The New York Daily News and the black blogosphere is all abuzz about the news that Chris Brown, former girlfriend beater, has dumped his current squeeze to get back into the (bed?) of the former beat-ee, Rhianna.
Brown just released this documentary-style video claiming he’s in love with two people.
From the Post:
Chris Brown and girlfriend Karrueche Tran are officially over.
“I have decided to be single to focus on my career. I love Karrueche very much but I don’t want to see her hurt over my friendship with Rihanna,” Chris Brown tells [email protected] through his spokesman on Thursday. “I’d rather be single allowing us to be both be happy in our lives.
Brown and Rihanna have been spotted partying all over New York since Monday night, kissing, dancing and even disappearing in to a bathroom together for nearly 20 minutes.
Oh please. Does anyone actually believe Chris Brown broke up with his girlfriend to have a platonic, non-sexual “friendship” with Rhianna?! No where on Earth do men do that. My money is on them soon announcing that they’re moving in together or soon to have a baby. Mark my words.
Now because I don’t want to make this post only to be a tongue-cluck, I thought I’d actually add some information that useful for women, since you’re here anyway.
In the United States, women are assaulted or beaten once every nine seconds; worldwide, one in three women have been battered, raped or otherwise abused in her lifetime, according to women’s advocacy organizations.
“That means most of us – while grocery shopping, at work or at home – come across several women a day who have either been abused, or are currently enduring abuse,” says Linda O’Dochartaigh, a health professional and author of Peregrine (www.lavanderkatbooks.com). “It’s a terrible fact of life for too many women, but if there is something we can do about it and we care about fellow human beings, then we must try.”
There are several abuse resources available to women who are being abused, or friends of women who need advice, including:
• TheHotline.org, National Domestic Violence Hotline, open 24 hours a day, 365 days a year, 1-800-799-SAFE (7223)
• HelpGuide.org, provides unbiased, advertising-free mental health information to give people the self-help options to help people understand, prevent, and resolve life’s challenges
• VineLink.com, allows women to search for an offender in custody by name or identification number, then register to be alerted if the offender is released, transferred, or escapes
• DAHMW.org, 1-888-7HELPLINE, offers crisis intervention and support services for victims of intimate partner violence and their families
Perhaps the best thing friends and family can do for a woman enduring domestic abuse is to be there for her – not only as a sympathetic ear, but also as a source of common sense that encourages her to take protective measures, O’Dochartaigh says. Before that, however, loved ones need to recognize that help is needed.
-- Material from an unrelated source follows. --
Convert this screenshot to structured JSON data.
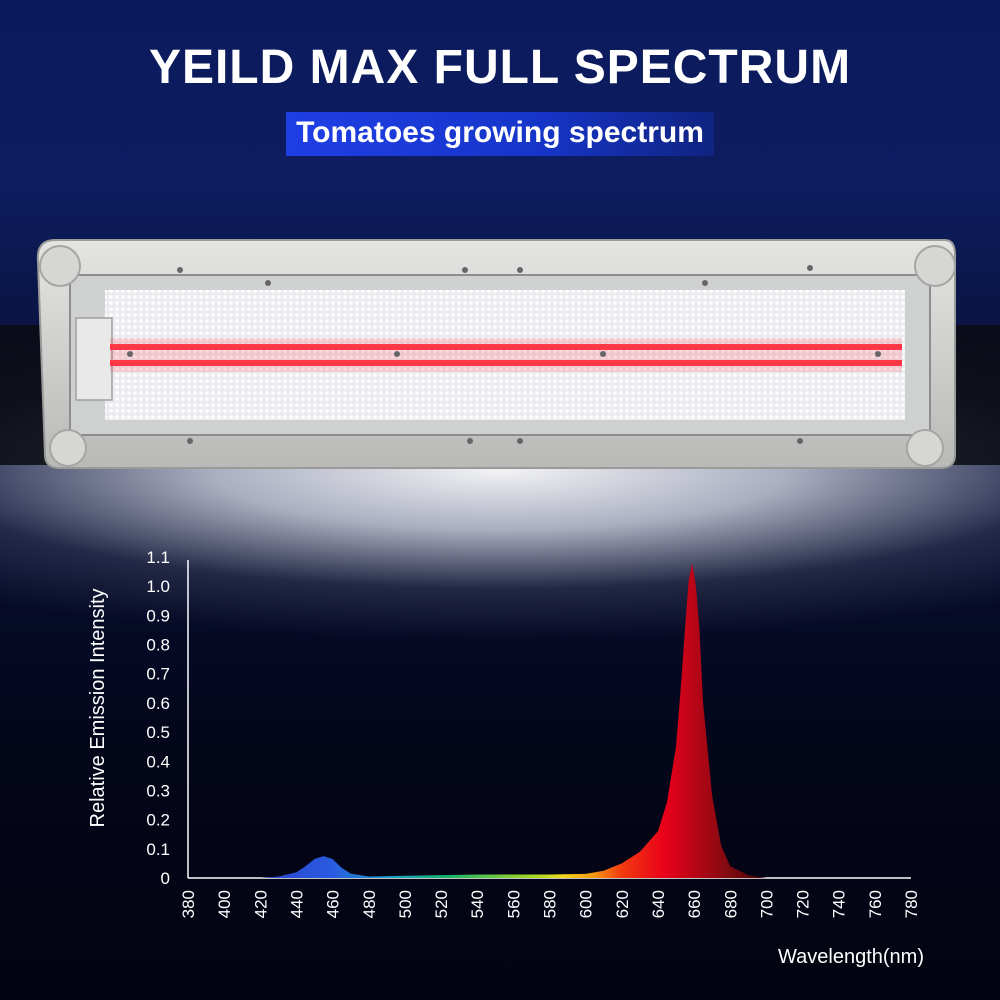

O’Dochartaigh reviews some of the warning signs:
• Clothing – Take notice of a change in clothing style or unusual fashion choices that would allow marks or bruises to be easily hidden. For instance, someone who wears long sleeves even in the dog days of summer may be trying to hide signs of abuse.
• Constant phone calls – Many abusers are very controlling and suspicious, so they will call their victims multiple times each day to “check in.” This is a subtle way of manipulating their victims, to make them fearful of uttering a stray word that might alert someone that something is wrong. Many abusers are also jealous, and suspect their partner is cheating on them, and the constant calls are a way of making sure they aren’t with anyone they aren’t supposed to be around.
• Unaccountable injuries – Sometimes, obvious injuries such as arm bruises or black eyes are a way to show outward domination over the victim. Other times, abusers harm areas of the body that won’t be seen by family, friends and coworkers.
• Frequent absences – Often missing work or school and other last-minute plan changes may be a woman hiding abuse, especially if she is otherwise reliable.
• Excessive guilt & culpability – Taking the blame for things that go wrong, even though she was clearly not the person responsible – or she is overly-emotional for her involvement – is a red flag.
• Fear of conflict – Being brow-beaten or physically beaten takes a heavy psychological toll, and anxiety bleeds into other relationships.
• Chronic uncertainty – Abusers often dominate every phase of a victim’s life, including what she thinks she likes, so making basic decisions can prove challenging.
About Linda O’Dochartaigh
Linda O’Dochartaigh has worked in health care is an advocate for victims of child abuse and domestic violence. She wants survivors to know that an enriched, stable and happy life is available to them. O’Dochartaigh is the mother of three grown children and is raising four adopted grandchildren.